Kiloh stresses that SHHS continues to focus on social as well as environmental sustainability in new projects like these. “It’s about having people stay on campus to sustain their education and experience university life,” he says. “This development means that 567 less people will be commuting to UBC’s Vancouver campus every day. The social fabric is the most important piece of the puzzle.”

This social fabric includes a variety of outdoor spaces, including the heart of the project—the green commons lawn and its adjacent social plaza, which support a multitude of activities from studying and sunning to pick-up sports. The neighbouring houses’ study lounges and laundry areas also take advantage of the outdoor plaza.

“Totem Park is a quiet, comfortable place,” says Kate Ferguson, Assistant Director, Residence Life. “We know that if people are going to be successful at university, their living environment needs to be successful. They have to be engaged, they have to have an enriched experience if they are to succeed and thrive as students, and later as citizens. For another 567 students, the new residence buildings will provide that important environment and support.”

The expansion will ensure that SHHS can meet a key policy promise—the guarantee that they will offer a bed to every first-year student who enters UBC directly from high school. The guarantee was expanded this year to include students from the Metro Vancouver area, who were previously exempted.

Last year, 44% of all first-year students — about 2,200 of 4,979—were housed in residence on campus. The additional 567 new beds increases capacity to 2767, so that as many as 55% could find a bed at UBC.

Not all the students who come to live at Totem are in their first year, but almost all are new to UBC. “It’s a kind of community that fosters and develops the transition to independence,” adds Ferguson.

The new buildings are just the latest examples of UBC’s pioneering work in environmental architecture. “REAP was designed for family housing at UBC, but we are piloting it on two new student residences, one at UBC Okanagan and in the Totem Park Infill in Vancouver,” explains Alison Aloisio, Manager, Green Building & Engagement at the UBC Sustainability Office.

“In May 2008, the province mandated LEED Gold certification or equivalent for all new publicly-owned buildings. This is one of the ways the BC government is taking action on climate change. UBC is using REAP certification as an alternative means of meeting the provincial mandate.”

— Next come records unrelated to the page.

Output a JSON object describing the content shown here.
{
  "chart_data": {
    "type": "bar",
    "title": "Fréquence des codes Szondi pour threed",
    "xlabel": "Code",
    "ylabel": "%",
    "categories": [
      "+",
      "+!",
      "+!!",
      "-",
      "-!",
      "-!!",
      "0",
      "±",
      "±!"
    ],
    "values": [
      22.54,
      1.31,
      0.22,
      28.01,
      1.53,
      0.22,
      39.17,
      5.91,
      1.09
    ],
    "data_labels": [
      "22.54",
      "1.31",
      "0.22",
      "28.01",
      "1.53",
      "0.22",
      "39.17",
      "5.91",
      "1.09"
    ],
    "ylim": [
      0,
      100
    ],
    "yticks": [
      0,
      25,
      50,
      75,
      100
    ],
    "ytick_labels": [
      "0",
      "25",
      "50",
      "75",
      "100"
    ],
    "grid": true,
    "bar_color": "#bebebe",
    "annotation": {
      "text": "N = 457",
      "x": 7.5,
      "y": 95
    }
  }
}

REAP is a better fit for housing because it was specially designed to work in the UBC campus context, unlike LEED, which was originally created for commercial office buildings. Using an alternative to LEED to meet the province’s requirements is another demonstration of UBC’s innovation and leadership in green building, which includes using the campus itself as a “living lab” to test new ideas. A major update to REAP is now underway, responding to new climate, waste and water goals and targets for the campus.

The names for the two new buildings were chosen by the Musqueam People, the original residents of Point Grey, at the invitation of SHHS. “We are honoured that they chose to put forth two names that are closely linked to the Musqueam: həm'ləsəm' and q'ələχən,” says Kiloh. “The whole process speaks to our broader goal of social sustainability.”